Leptin was significantly increased in HCC and diabetic HCC patients. This may be, in part, related to non-significant change in BMI in non-diabetic HCC as well. A number of studies have attempted to elucidate the possible effects of leptin in HCC development. In patients with hepatocellular carcinoma, elevated leptin levels have been reported in comparison to normal or preoperative levels [34].
Insulin-like growth factor binding proteins (IGFBPs) constitute a family of six circulating proteins that bind insulin-like growth factor (IGF)-I and -II with high affinity [35]. In our study, serum levels of IGFBP- 2 showed significant increase in both diabetic and non-diabetic HCC patients. These data are in accordance with previous reports indicating that serum levels of IGFBP-2 were significantly higher while IGFBP-3 levels were normal [36] or significantly lower [37] in patients with HCC compared to healthy subjects.

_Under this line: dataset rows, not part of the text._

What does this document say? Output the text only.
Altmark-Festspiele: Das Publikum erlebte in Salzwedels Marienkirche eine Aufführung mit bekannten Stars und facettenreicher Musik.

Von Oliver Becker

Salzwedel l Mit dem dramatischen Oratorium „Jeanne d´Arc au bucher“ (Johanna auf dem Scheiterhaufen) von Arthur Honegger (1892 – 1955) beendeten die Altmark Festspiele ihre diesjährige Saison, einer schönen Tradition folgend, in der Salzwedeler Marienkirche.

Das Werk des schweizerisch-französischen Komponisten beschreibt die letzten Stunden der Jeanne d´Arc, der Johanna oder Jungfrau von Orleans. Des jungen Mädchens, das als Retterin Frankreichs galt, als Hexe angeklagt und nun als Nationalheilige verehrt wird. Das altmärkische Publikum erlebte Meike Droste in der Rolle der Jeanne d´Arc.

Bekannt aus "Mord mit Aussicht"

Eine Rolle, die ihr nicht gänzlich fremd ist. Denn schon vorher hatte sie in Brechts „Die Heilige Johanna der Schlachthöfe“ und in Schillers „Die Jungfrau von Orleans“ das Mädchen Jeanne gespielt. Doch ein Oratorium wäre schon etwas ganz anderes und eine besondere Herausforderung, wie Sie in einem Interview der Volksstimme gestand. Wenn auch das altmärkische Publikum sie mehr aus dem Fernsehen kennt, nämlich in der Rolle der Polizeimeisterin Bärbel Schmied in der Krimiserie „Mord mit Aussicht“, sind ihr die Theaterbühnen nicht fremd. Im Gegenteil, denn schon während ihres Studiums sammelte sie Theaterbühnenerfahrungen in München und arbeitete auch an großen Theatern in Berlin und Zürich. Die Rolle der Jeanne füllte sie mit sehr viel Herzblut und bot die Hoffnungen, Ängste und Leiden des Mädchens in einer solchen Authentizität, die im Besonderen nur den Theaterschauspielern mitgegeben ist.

IGFBP-2 has been considered as an inhibitory factor for IGFs , particularly of IGF-II [35]. IGFBP-2 expression changes dynamically showing its highest levels during the prenatal stages. After birth, the expression of IGFBP-2 decreases significantly, however, IGFBP-2 is the second most abundant IGFBP in serum. It is also altered in various pathological conditions including HCC [38]. IGFBP-2 is not only a modulator of IGF/IGF receptor signalling, but also a pleiotropic factor which has important effects on cellular proliferation, motility, interactions with the extracellular matrix and transcription [29].
Conclusion
Based on the obtained data, leptin and IGFBP-2 demonstrate significant potentials as diagnostic markers for diabetic HCC patients. IGFBP-2 displayed the highest diagnostic accuracy followed by AFP and leptin for HCC and HCC-DM groups. This makes it a good marker that can be measured in combination with AFP to increase its sensitivity and specificity in HCC and HCC-DM patients.